A recent article in the Globe and Mail, "Ebola: How Nigeria and Senegal stopped the disease ‘dead in its tracks’," explains further:
"In Nigeria, social mobilization teams went house-to-house to visit 26,000 families who lived within two kilometres of the Ebola patients. They explained Ebola’s warning signs and how to prevent the virus from spreading. Leaflets and billboards, in multiple languages, along with social-media messages, were used to educate the broader Nigerian population."
And an IRIN article last week, "Ebola and the media – Nigeria’s good news story," provides a different perspective, implying primarily English use on internet and mobile devices, with Nigerian languages prioritized on other media:
"Nigerians who do not have access to the Internet and mobile phones have not been left out of the Ebola campaign. Traditional mediums like radio, flyers, posters, village meetings and announcements by town criers are all being used. Priority is given to local languages.

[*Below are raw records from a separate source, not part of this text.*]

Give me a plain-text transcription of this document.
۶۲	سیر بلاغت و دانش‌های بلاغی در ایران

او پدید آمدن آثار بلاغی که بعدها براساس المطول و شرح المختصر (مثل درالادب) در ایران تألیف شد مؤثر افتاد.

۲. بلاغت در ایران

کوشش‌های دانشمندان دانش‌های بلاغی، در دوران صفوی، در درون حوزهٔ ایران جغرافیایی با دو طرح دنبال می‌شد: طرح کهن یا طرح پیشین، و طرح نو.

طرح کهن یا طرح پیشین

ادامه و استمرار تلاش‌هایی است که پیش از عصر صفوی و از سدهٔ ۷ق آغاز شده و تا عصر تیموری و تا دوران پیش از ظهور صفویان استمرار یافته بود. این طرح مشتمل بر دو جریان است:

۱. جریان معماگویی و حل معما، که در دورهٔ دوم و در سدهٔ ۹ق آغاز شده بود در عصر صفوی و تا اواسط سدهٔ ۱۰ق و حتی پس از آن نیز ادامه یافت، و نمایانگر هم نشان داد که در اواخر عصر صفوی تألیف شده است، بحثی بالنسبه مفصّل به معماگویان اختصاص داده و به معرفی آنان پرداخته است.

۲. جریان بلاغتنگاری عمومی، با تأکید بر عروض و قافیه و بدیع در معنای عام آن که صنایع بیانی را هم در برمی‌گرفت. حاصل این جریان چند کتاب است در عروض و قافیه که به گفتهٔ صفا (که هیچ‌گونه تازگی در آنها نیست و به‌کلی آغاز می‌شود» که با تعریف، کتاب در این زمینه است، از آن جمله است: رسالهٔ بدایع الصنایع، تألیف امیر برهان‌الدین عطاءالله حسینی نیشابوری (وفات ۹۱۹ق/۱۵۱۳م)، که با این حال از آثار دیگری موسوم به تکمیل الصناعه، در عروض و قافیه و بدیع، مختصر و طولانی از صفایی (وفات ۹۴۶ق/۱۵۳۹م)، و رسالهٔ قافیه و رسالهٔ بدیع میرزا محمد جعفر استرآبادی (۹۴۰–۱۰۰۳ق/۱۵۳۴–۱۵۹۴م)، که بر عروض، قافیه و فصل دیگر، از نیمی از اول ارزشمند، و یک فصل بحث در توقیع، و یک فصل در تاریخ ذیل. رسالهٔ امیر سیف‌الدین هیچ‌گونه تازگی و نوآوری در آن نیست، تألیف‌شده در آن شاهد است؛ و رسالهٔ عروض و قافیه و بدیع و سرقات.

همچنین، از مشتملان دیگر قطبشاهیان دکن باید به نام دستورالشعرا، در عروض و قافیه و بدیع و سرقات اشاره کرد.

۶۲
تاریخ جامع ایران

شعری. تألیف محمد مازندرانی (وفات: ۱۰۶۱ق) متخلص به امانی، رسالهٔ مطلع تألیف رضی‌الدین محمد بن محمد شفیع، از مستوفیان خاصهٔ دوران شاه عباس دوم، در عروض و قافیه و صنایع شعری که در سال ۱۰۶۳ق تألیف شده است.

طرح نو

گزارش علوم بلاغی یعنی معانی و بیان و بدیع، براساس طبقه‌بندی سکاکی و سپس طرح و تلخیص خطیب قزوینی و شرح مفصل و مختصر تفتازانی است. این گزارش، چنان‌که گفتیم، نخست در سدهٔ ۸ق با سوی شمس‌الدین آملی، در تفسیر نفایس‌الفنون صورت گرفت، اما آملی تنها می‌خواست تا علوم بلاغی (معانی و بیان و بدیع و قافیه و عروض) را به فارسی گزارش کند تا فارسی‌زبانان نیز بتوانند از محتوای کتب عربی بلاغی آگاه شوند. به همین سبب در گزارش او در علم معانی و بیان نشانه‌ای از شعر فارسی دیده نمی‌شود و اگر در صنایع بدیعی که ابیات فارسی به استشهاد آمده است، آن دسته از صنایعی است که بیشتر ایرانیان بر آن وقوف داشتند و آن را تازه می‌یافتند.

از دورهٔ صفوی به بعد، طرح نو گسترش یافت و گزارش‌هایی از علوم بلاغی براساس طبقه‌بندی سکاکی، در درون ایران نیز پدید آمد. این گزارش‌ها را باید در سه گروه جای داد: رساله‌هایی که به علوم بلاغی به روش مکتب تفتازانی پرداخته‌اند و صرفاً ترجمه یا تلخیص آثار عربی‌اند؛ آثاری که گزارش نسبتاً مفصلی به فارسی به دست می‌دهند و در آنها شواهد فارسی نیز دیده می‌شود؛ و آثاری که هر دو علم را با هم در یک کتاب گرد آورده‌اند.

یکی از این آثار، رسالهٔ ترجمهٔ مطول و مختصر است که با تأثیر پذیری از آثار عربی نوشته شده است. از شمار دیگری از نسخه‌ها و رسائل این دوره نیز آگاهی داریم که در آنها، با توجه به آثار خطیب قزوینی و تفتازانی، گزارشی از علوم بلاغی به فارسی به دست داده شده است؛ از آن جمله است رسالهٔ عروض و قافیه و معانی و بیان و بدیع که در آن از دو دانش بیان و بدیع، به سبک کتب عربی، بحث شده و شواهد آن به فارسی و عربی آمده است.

"Comparing the traditional methods of campaigning to social media and SMS campaigns, Nwokedi Moses, better known as Big MO, a vernacular language broadcaster with Wazobia FM, said the two approaches worked well together. 'The social media Ebola campaign was massive, but it complemented the traditional media. This is due to social media’s limited reach within rural areas.'"

Not overnight

Nigeria's success in multilingual ebola messaging evidently benefited from existing capabilities, including those developed in anti-polio campaigns (according to the MNT article cited above). Also, according to Johns Hopkins Center for Communication Programs director Susan Krenn (as paraphrased by CNN in an article yesterday, "Using music to fight Ebola in Liberia"), there have been in the past various family planning and anti-malaria programs on the state and city levels in Nigeria, in its "four main languages" (these are not specified, but probably include English, Hausa, Yoruba, and Igbo).

Nigeria also has prepared specifically for messaging on ebola. For example, last April, Nigerian health minister Onyebuchi Chukwu was quoted in a Xinhua article, "Nigeria not safe from Ebola virus: health minister" as saying:
"So Nigeria is in danger but we have recently said fine that in addition to the leaflets that we are producing for lassa and other hemorrhagic fever, we will now emphasize Ebola fever. As I speak to you, we have already approved for jingles to be produced in various languages produced for Nigerian Center for Disease Control to be aired on Radio, Television and newspaper adverts,"

What now?

There are several questions:
  • Which languages were used in ebola messaging? 
  • How were health workers who went house-to-house trained for messaging in the languages they would encounter?
  • What kind of materials have been developed in these languages and how are they being stored and made available for other ebola efforts? These would include not only items published for distribution, but also scripts for broadcasting and materials for instruction.
  • Most of the above information apparently concerns official (different levels of government in Nigeria) response. To what extent did international partners also contribute to ebola messaging in Nigerian languages? (The collaboration between Translators Without Borders and the Nigerian Institute of Translators and Interpreters was mentioned in a previous post on this blog.)
  • Are there lessons from this experience for other countries in West Africa?
This brief article focuses on Nigeria's success, which is not to overlook that of Senegal. I hope to be able to post soon on how Senegal handled ebola messaging in its languages.

NB- Some additional edits were made to this article after posting, on the same day.